Background: Type 2 diabetes presents a major morbidity and mortality burden in the United States. Diabetes self-management education (DSME) is an intervention associated with improved hemoglobin A1c(HbA1c) and quality of life(QOL), and is recommended for all individuals with type 2 diabetes. African-Americans have disproportionate type 2 diabetes morbidity and mortality, yet no prior meta-analyses have examined DSME outcomes exclusively in this population. This systematic review and meta-analysis examined the impact of DSME on HbA1c and QOL in African-Americans compared to usual care.
Methods: Randomized controlled trials, cluster-randomized trials, and quasi-experimental interventions were included. 352 citations were retrieved; 279 abstracts were reviewed, and 44 full-text articles were reviewed. Fourteen studies were eligible for systematic review and 8 for HbA1c meta-analysis; QOL measures were too heterogeneous to pool. Heterogeneity of HbA1c findings was assessed with Cochran's Q and I2.
Results: HbA1c weighted mean difference between intervention and usual care participants was not significant: - 0.08%[- 0.40-0.23];χ2 = 84.79 (p < .001), I2 = 92%, (n = 1630). Four of five studies measuring QOL reported significant improvements for intervention participants.

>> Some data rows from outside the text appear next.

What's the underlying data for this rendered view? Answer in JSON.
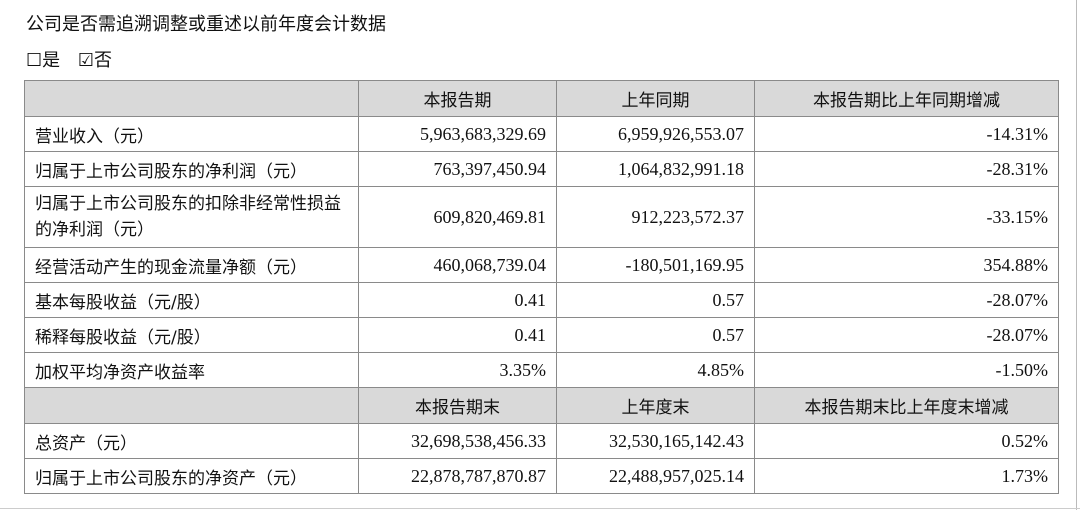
{
  "title": "公司是否需追溯调整或重述以前年度会计数据",
  "options": [
    {
      "label": "是",
      "checked": false,
      "symbol": "☐"
    },
    {
      "label": "否",
      "checked": true,
      "symbol": "☑"
    }
  ],
  "header1": [
    "",
    "本报告期",
    "上年同期",
    "本报告期比上年同期增减"
  ],
  "rows1": [
    [
      "营业收入（元）",
      "5,963,683,329.69",
      "6,959,926,553.07",
      "-14.31%"
    ],
    [
      "归属于上市公司股东的净利润（元）",
      "763,397,450.94",
      "1,064,832,991.18",
      "-28.31%"
    ],
    [
      "归属于上市公司股东的扣除非经常性损益的净利润（元）",
      "609,820,469.81",
      "912,223,572.37",
      "-33.15%"
    ],
    [
      "经营活动产生的现金流量净额（元）",
      "460,068,739.04",
      "-180,501,169.95",
      "354.88%"
    ],
    [
      "基本每股收益（元/股）",
      "0.41",
      "0.57",
      "-28.07%"
    ],
    [
      "稀释每股收益（元/股）",
      "0.41",
      "0.57",
      "-28.07%"
    ],
    [
      "加权平均净资产收益率",
      "3.35%",
      "4.85%",
      "-1.50%"
    ]
  ],
  "header2": [
    "",
    "本报告期末",
    "上年度末",
    "本报告期末比上年度末增减"
  ],
  "rows2": [
    [
      "总资产（元）",
      "32,698,538,456.33",
      "32,530,165,142.43",
      "0.52%"
    ],
    [
      "归属于上市公司股东的净资产（元）",
      "22,878,787,870.87",
      "22,488,957,025.14",
      "1.73%"
    ]
  ]
}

Conclusions: Meta-analysis results showed non-significant effect of DSME on HbA1c in African-Americans. QOL did show improvement and is an important DSME outcome to measure in future trials. Further research is needed to understand effectiveness of DSME on HbA1c in this population.
Trial registration: PROSPERO registration: CRD42017057282 .
Keywords: African-Americans; Diabetes self-management education; Disparities; Type 2 diabetes.